Kmart closed 600 stores and eliminated more than 57,000 jobs. Now, the retailer has about 1,500 stores and 170,000 employees, according to The Detroit News. The company emerged from bankruptcy with a smaller debt pile and a new management team that has turned in two consecutive profitable quarters. According to Reuters, Kmart’s total sales in the recently ended fiscal first quarter were down 25 percent, while sales at newly opened stores fell nearly 13 percent.

Lampert and the store have kept a low profile since Kmart emerged from bankruptcy in May 2003. Fewer than 100 people attended the shareholder meeting, which lasted an hour, most of which was spent asking Lampert questions, according to the Associated Press. During the meeting, Lampert focused on profitable sales and “back-to-basics” retailing, the same themes Kmart executives have been using over the past year.

According to USA Today, Lampert said the company would consider using some of its $2.2 billion cash pile for acquisitions, but he did not comment on the rumor that Kmart might merge with Sears, Roebuck and Co. Lampert did say money would be invested in the stores, but the emphasis would be on improving merchandise. He acknowledged that many stores need nicer fixtures and other upgrades. “Right now, we’re working on merchandise and improving the basics,” said Steve Pagnani, spokesman for Kmart in the Atlanta Journal-Constitution. “As far as the makeover, nothing major is planned.”

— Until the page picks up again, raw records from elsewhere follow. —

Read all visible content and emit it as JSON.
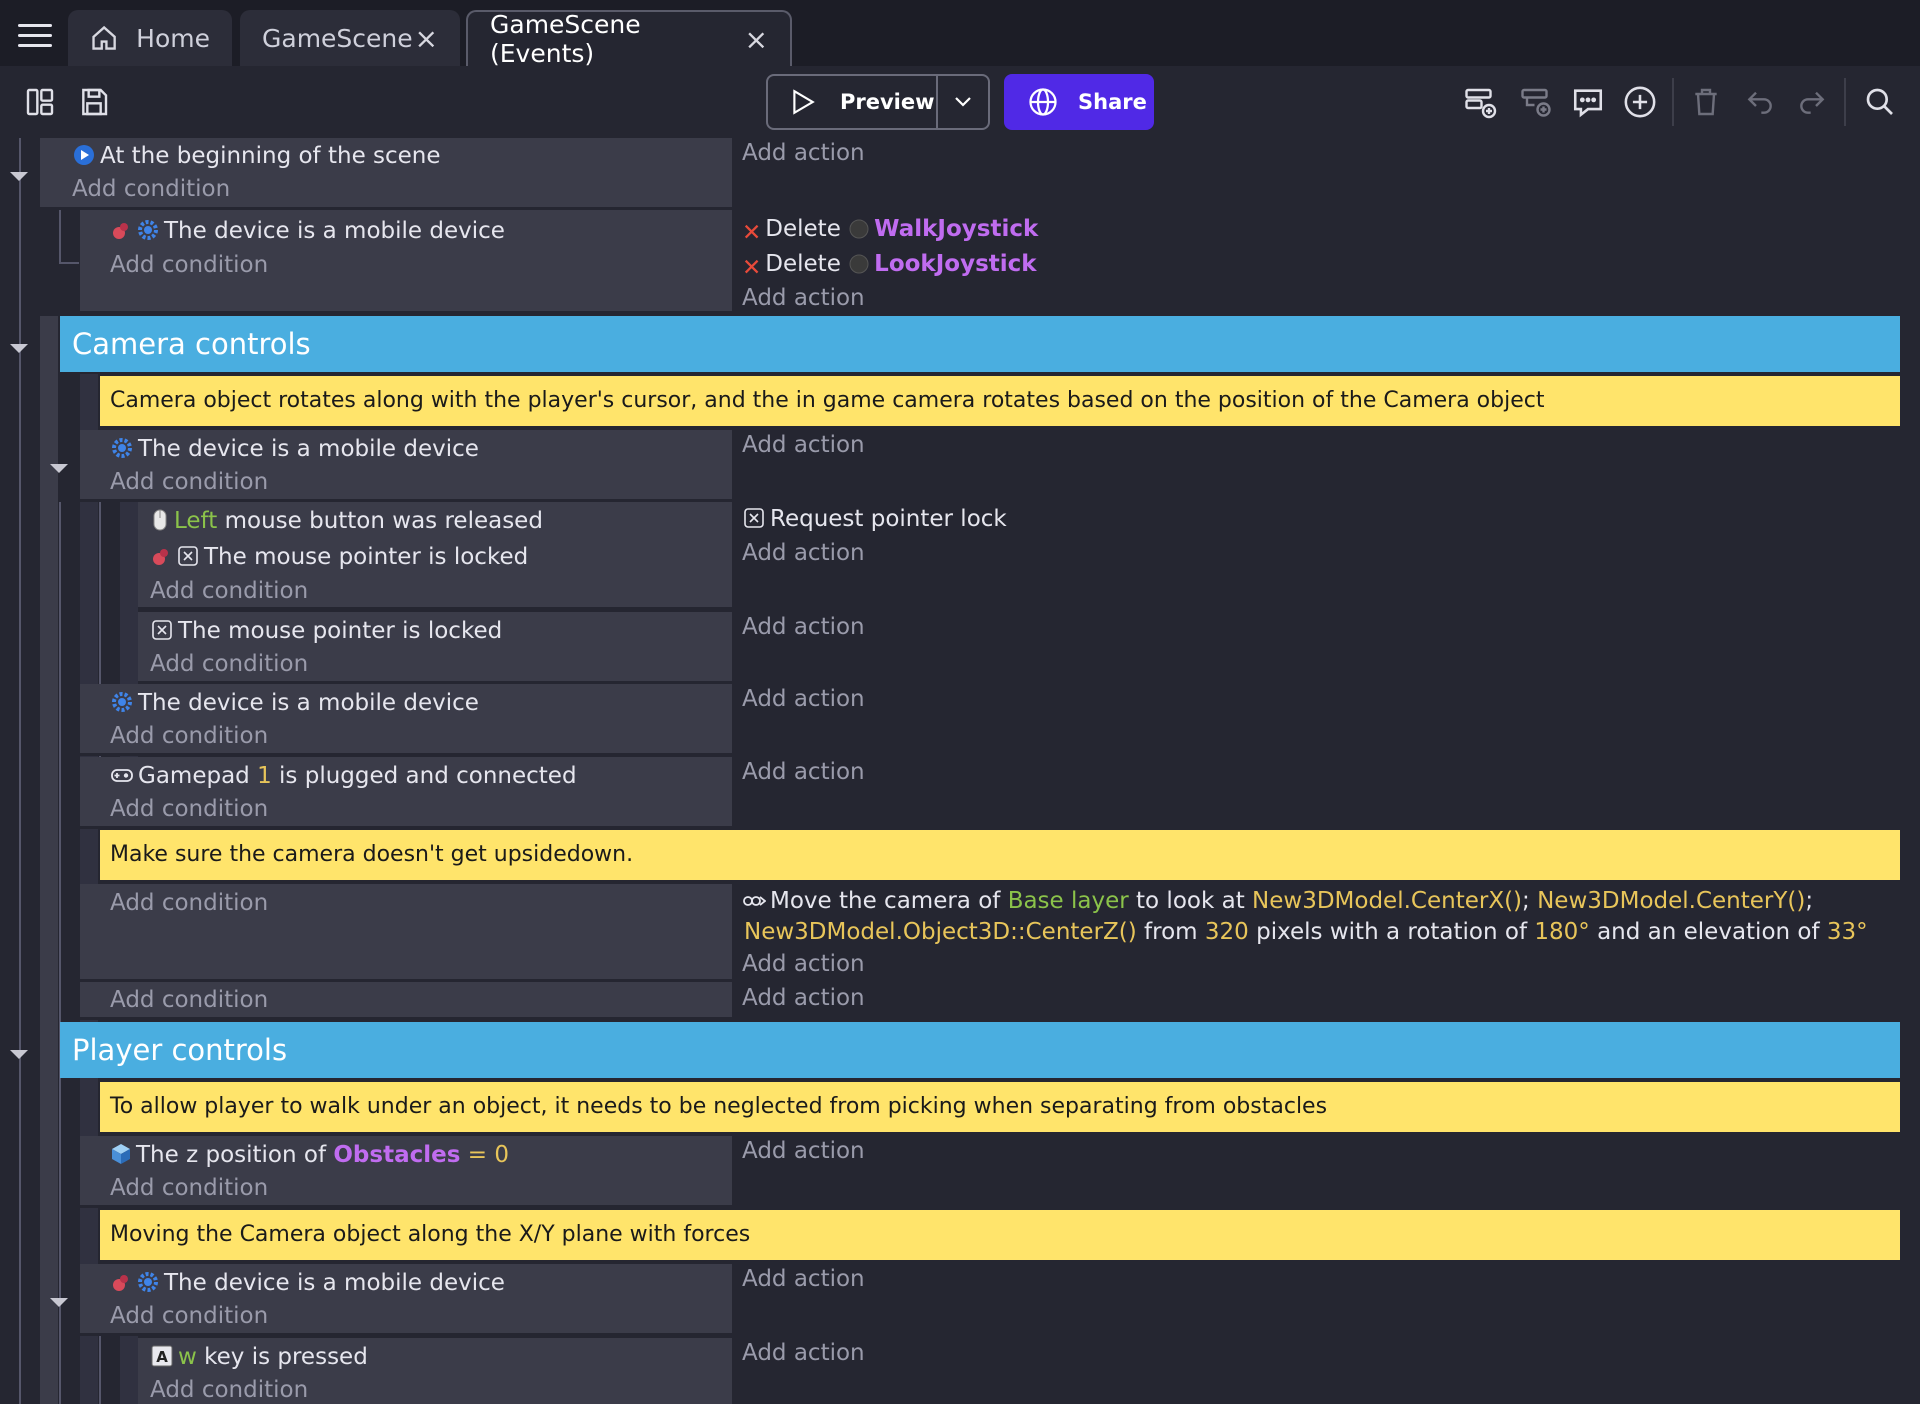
{
  "tabs": [
    {
      "label": "Home"
    },
    {
      "label": "GameScene"
    },
    {
      "label": "GameScene (Events)"
    }
  ],
  "toolbar": {
    "preview_label": "Preview",
    "share_label": "Share"
  },
  "labels": {
    "add_condition": "Add condition",
    "add_action": "Add action",
    "delete": "Delete"
  },
  "events": {
    "scene_start": "At the beginning of the scene",
    "mobile_device": "The device is a mobile device",
    "walk_joystick": "WalkJoystick",
    "look_joystick": "LookJoystick",
    "group_camera": "Camera controls",
    "comment_camera": "Camera object rotates along with the player's cursor, and the in game camera rotates based on the position of the Camera object",
    "left_word": "Left",
    "mouse_released_suffix": " mouse button was released",
    "pointer_locked": "The mouse pointer is locked",
    "request_pointer_lock": "Request pointer lock",
    "gamepad_prefix": "Gamepad ",
    "gamepad_num": "1",
    "gamepad_suffix": " is plugged and connected",
    "comment_upside": "Make sure the camera doesn't get upsidedown.",
    "move_cam_1": "Move the camera of ",
    "base_layer": "Base layer",
    "move_cam_2": " to look at ",
    "expr_x": "New3DModel.CenterX()",
    "sep": "; ",
    "expr_y": "New3DModel.CenterY()",
    "semicolon": ";",
    "expr_z": "New3DModel.Object3D::CenterZ()",
    "from_text": " from ",
    "distance": "320",
    "rot_text": " pixels with a rotation of ",
    "rotation": "180°",
    "elev_text": " and an elevation of ",
    "elevation": "33°",
    "group_player": "Player controls",
    "comment_walk": "To allow player to walk under an object, it needs to be neglected from picking when separating from obstacles",
    "z_pos_prefix": "The z position of ",
    "obstacles": "Obstacles",
    "equals": " = ",
    "zero": "0",
    "comment_forces": "Moving the Camera object along the X/Y plane with forces",
    "key_w": "w",
    "key_pressed_suffix": " key is pressed"
  }
}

Kmart has been cleaning up its 1,500 stores across the country. “If 90 percent of Kmart’s product on the shelves is the same as Wal-Mart’s, the tiebreaker is going to be the experience in the store,” said Mark Speece, co-founder of Atlanta-based branding firm 800 Degrees. “And people say Kmart stores are a mess. Kmart has gotten better at marketing, but they’ve got to fix the stores.”

According to the Atlanta Journal-Constitution, the first order of business, executives say, is finding ways to stand out against Wal-Mart. A disastrous price war with Wal-Mart was a major reason Kmart crashed into the biggest retail bankruptcy in history, in 2002. “If that’s what our competition is going to be, and we’re going to be a second- or third-rate version, I don’t think we’re going to win,” said Lampert during the shareholder meeting.

“Ultimately, shareholders will be looking for two things: sustained profitability and growth,” said Gary Balter, analyst for the global financial firm, UBS, in Reuters. “I give Kmart’s management team full credit for their ability to restore profitability through aggressive cost management. The problem is that it’s unclear whether that is sustainable, and the growth has been completely lacking.”